Astsubay Ömer Halisdemir ile Tuğgeneral Semih Terzi yüz yüze gelip birbirlerine baktıklarında, birkaç saat önceki durumları şöyleydi:
Sivil iktidar, Genelkurmay’ın da isteğiyle, “Paşa”ya “Temsil, makam, rütbe vs.” 7 çeşit tazminat vermekteydi.
Sivil iktidar “Paşa”ya gıcır gıcır Disiplin Yönetmeliği hediye etmişti. Alttaki askerleri, sadece emir-komuta etmesin, emir kulu, emir kölesi, emir manyağı da yapsın; iki dudak arası çiğnesin, ezip yutabilsin diye.
Sivil iktidar “Paşa”ya, Cumhurbaşkanı’nın ıslak imzası daha kurumamış “Yargı zırhı, dokunulmazlık” bahşetmişti; darbe ayrı da, milletin bir kısmına kötü muamele ederse, dert etmesin, iktidar kollar diye.
Sınırsız lojman, keyfince araç, demir kesen emir, sorunsuz otorite, sorumsuz otoriterlik, vakıf ve Oyak yönetim koltukları… Hepsi esas duruşta emir ve görüşlere hazırdı.

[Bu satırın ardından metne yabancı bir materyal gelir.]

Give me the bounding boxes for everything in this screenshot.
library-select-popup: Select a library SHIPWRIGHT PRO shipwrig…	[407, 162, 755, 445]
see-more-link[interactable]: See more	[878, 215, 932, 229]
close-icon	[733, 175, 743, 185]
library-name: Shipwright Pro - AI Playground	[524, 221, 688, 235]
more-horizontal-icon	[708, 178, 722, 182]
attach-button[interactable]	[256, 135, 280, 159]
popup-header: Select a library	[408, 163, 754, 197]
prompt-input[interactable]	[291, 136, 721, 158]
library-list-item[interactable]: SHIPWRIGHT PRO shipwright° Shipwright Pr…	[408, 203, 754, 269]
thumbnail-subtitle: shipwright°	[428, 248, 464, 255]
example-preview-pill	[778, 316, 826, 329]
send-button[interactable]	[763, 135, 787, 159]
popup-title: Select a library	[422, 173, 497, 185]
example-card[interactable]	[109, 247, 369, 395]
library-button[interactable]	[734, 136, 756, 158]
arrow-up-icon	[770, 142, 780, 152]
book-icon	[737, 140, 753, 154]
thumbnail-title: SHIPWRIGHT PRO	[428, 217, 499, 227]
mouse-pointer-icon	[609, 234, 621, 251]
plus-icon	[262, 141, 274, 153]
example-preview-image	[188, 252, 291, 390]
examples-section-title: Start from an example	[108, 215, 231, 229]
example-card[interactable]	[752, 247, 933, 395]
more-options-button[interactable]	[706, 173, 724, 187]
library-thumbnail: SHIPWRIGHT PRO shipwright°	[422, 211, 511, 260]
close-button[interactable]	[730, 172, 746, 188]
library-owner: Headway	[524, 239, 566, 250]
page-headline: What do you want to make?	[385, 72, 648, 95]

Astsubay Ömer’e ise, arada bir vaat, her saat buyruk verilmiş, pek ufuk ve umut verilmemişti.
***
“Semih Paşa” 15 Temmuz gecesi, Özel Kuvvetler’i basıp teslim almak istediğinde Komutan Zekai Paşa yoktu; makam odasında “Emir astsubayı” Ömer Halisdemirvardı.
Belki komutanından emirle, belki inisiyatifiyle, orayı teslim etmedi; Genelkurmay ve iktidarın bin tür tazminat ve yetkiyle donattığı “Darbeci Paşa”yı, dendiğine göre alnından vurdu.